You will design, enhance and implement cluster monitoring infrastructure for NVIDIA's deep learning enterprise server platforms; collaborating with engineering teams across company to implement python scripts, database and dynamic reports.
In this role you'll be learning about out of band management for server systems, time series databases, dashboarding tools.
Develop and deploy tools that would be used by wider teams at NVIDIA as we design next generation deep learning platforms.

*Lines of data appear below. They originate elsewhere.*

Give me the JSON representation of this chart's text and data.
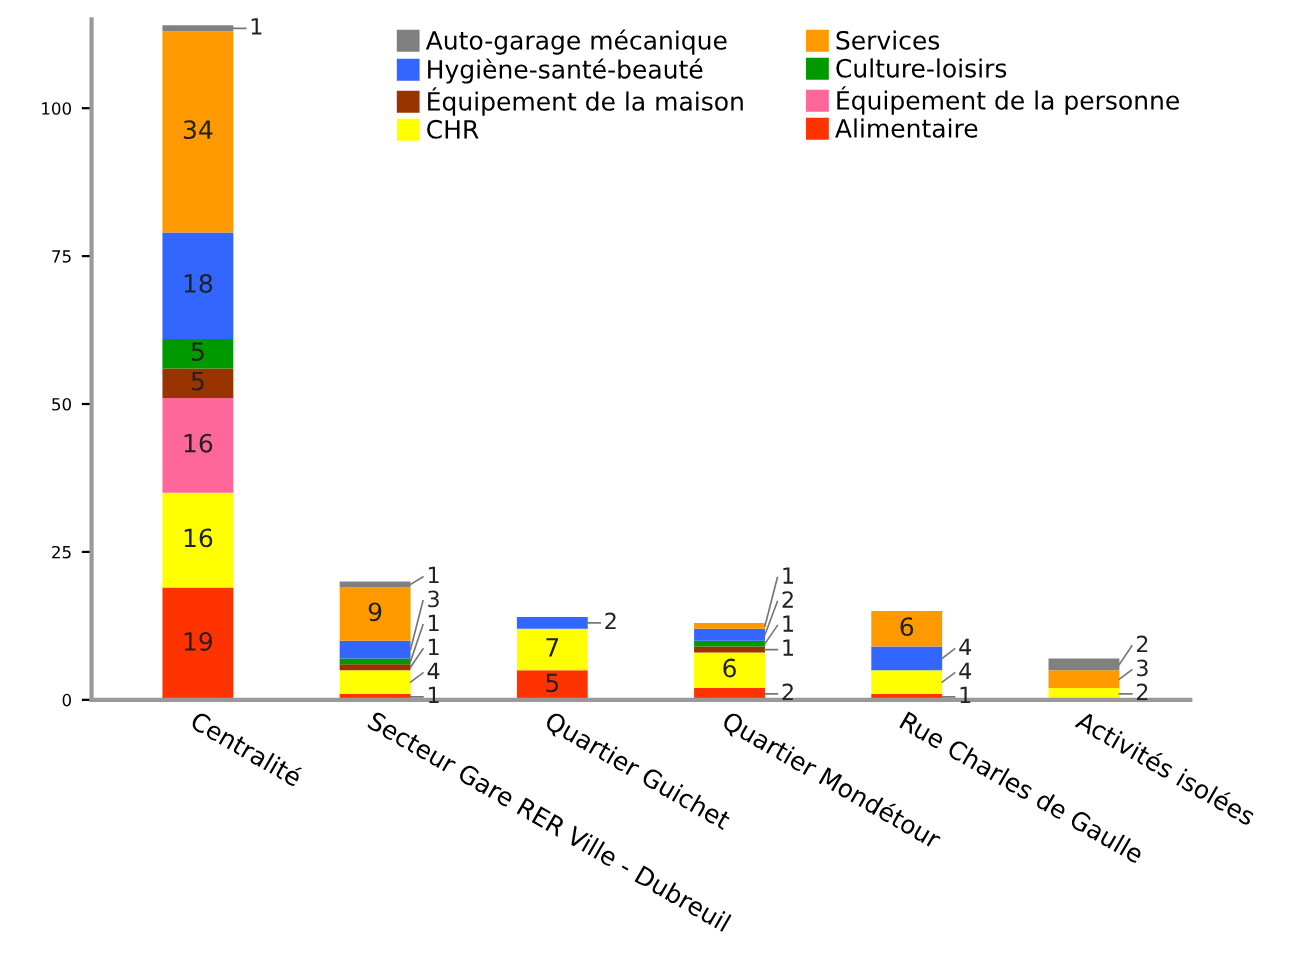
{
  "chart_data": {
    "type": "bar",
    "stacked": true,
    "data_labels": true,
    "legend": "top right",
    "grid": false,
    "categories": [
      "Centralité",
      "Secteur Gare RER Ville - Dubreuil",
      "Quartier Guichet",
      "Quartier Mondétour",
      "Rue Charles de Gaulle",
      "Activités isolées"
    ],
    "ylim": [
      0,
      115
    ],
    "yticks": [
      0,
      25,
      50,
      75,
      100
    ],
    "series": [
      {
        "name": "Alimentaire",
        "color": "#ff3300",
        "values": [
          19,
          1,
          5,
          2,
          1,
          null
        ]
      },
      {
        "name": "CHR",
        "color": "#ffff00",
        "values": [
          16,
          4,
          7,
          6,
          4,
          2
        ]
      },
      {
        "name": "Équipement de la personne",
        "color": "#ff6699",
        "values": [
          16,
          null,
          null,
          null,
          null,
          null
        ]
      },
      {
        "name": "Équipement de la maison",
        "color": "#993300",
        "values": [
          5,
          1,
          null,
          1,
          null,
          null
        ]
      },
      {
        "name": "Culture-loisirs",
        "color": "#009900",
        "values": [
          5,
          1,
          null,
          1,
          null,
          null
        ]
      },
      {
        "name": "Hygiène-santé-beauté",
        "color": "#3366ff",
        "values": [
          18,
          3,
          2,
          2,
          4,
          null
        ]
      },
      {
        "name": "Services",
        "color": "#ff9900",
        "values": [
          34,
          9,
          null,
          1,
          6,
          3
        ]
      },
      {
        "name": "Auto-garage mécanique",
        "color": "#808080",
        "values": [
          1,
          1,
          null,
          null,
          null,
          2
        ]
      }
    ]
  }
}
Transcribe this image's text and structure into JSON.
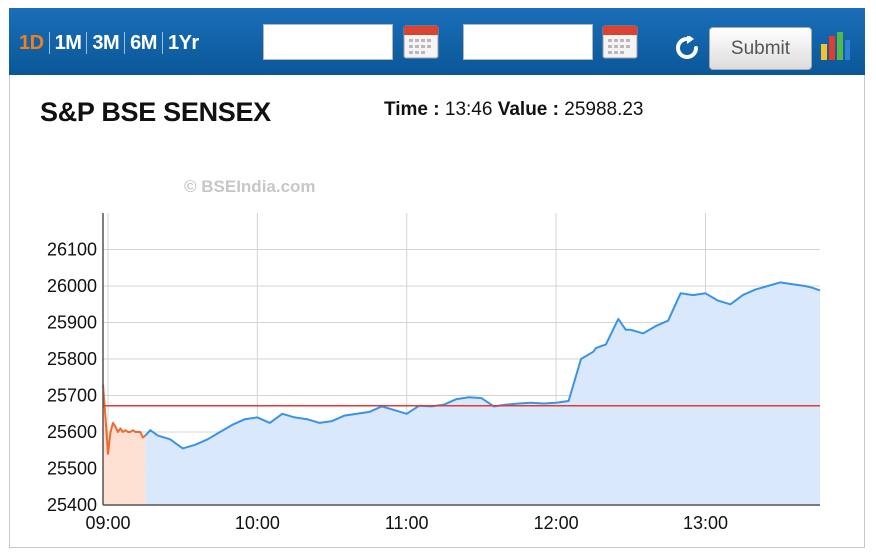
{
  "toolbar": {
    "ranges": [
      "1D",
      "1M",
      "3M",
      "6M",
      "1Yr"
    ],
    "active_range": "1D",
    "from_date": "",
    "to_date": "",
    "submit_label": "Submit"
  },
  "header": {
    "index_name": "S&P BSE SENSEX",
    "time_label": "Time :",
    "time_value": "13:46",
    "value_label": "Value :",
    "value_value": "25988.23"
  },
  "watermark": "© BSEIndia.com",
  "colors": {
    "toolbar_bg": "#0b5ea8",
    "active_tab": "#f07f1f",
    "series_line": "#3b93e4",
    "series_fill": "#d9e9fb",
    "preopen_line": "#ef6a2a",
    "preopen_fill": "#fde0d2",
    "prev_close_line": "#e53935"
  },
  "chart_data": {
    "type": "line",
    "title": "",
    "xlabel": "",
    "ylabel": "",
    "x_ticks": [
      "09:00",
      "10:00",
      "11:00",
      "12:00",
      "13:00"
    ],
    "y_ticks": [
      25400,
      25500,
      25600,
      25700,
      25800,
      25900,
      26000,
      26100
    ],
    "ylim": [
      25400,
      26200
    ],
    "xlim": [
      "08:58",
      "13:46"
    ],
    "grid": true,
    "previous_close": 25672,
    "series": [
      {
        "segment": "pre-open",
        "x": [
          "08:58",
          "08:59",
          "09:00",
          "09:01",
          "09:02",
          "09:03",
          "09:04",
          "09:05",
          "09:06",
          "09:07",
          "09:08",
          "09:09",
          "09:10",
          "09:11",
          "09:12",
          "09:13",
          "09:14",
          "09:15"
        ],
        "values": [
          25730,
          25640,
          25540,
          25600,
          25625,
          25615,
          25600,
          25610,
          25600,
          25605,
          25600,
          25600,
          25605,
          25600,
          25600,
          25600,
          25585,
          25590
        ]
      },
      {
        "segment": "session",
        "x": [
          "09:15",
          "09:17",
          "09:20",
          "09:25",
          "09:30",
          "09:35",
          "09:40",
          "09:45",
          "09:50",
          "09:55",
          "10:00",
          "10:05",
          "10:10",
          "10:15",
          "10:20",
          "10:25",
          "10:30",
          "10:35",
          "10:40",
          "10:45",
          "10:50",
          "10:55",
          "11:00",
          "11:05",
          "11:10",
          "11:15",
          "11:20",
          "11:25",
          "11:30",
          "11:35",
          "11:40",
          "11:45",
          "11:50",
          "11:55",
          "12:00",
          "12:05",
          "12:10",
          "12:15",
          "12:16",
          "12:20",
          "12:25",
          "12:28",
          "12:30",
          "12:35",
          "12:40",
          "12:45",
          "12:50",
          "12:55",
          "13:00",
          "13:05",
          "13:10",
          "13:15",
          "13:20",
          "13:25",
          "13:30",
          "13:35",
          "13:40",
          "13:43",
          "13:46"
        ],
        "values": [
          25590,
          25605,
          25590,
          25580,
          25555,
          25565,
          25580,
          25600,
          25620,
          25635,
          25640,
          25625,
          25650,
          25640,
          25635,
          25625,
          25630,
          25645,
          25650,
          25655,
          25670,
          25660,
          25650,
          25672,
          25670,
          25675,
          25690,
          25695,
          25693,
          25670,
          25675,
          25678,
          25680,
          25678,
          25680,
          25685,
          25800,
          25820,
          25830,
          25840,
          25910,
          25880,
          25880,
          25870,
          25890,
          25905,
          25980,
          25975,
          25980,
          25960,
          25950,
          25975,
          25990,
          26000,
          26010,
          26005,
          26000,
          25995,
          25988
        ]
      }
    ]
  }
}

You have the opportunity to interact with diverse technical groups, spanning all organizational levels.
What we need to see:
Pursuing BS, MS, or PhD in Electrical Engineering, Computer Science or related field
Proficiency in Python programming
Has built and maintained scalable API solutions
Previous experience with Natural Language Processing (NLP) and an understanding of Large Language Models (LLM)/GenAI technologies such as OpenAI API, ChatGPT, GPT-4, Bard, Synthesia, Langchain, HuggingFace Transformers, PyTorch or similar
Familiarity with prompt engineering and vector databases
Prior experience with MLOps and/or CI/CD pipeline development, containerization, model deployment in test and production environments
Ways to stand out from the crowd:
Understanding of system architecture concepts.
Deep knowledge of a specific domain or industry, with a focus on NLP/LLM
Applied research background leveraging frameworks to build LLM prototypes, knowledge of best practices for production LLM development
Be a team player with the ability to clearly communicate complex LLM capabilities and limitations to non-technical stakeholders.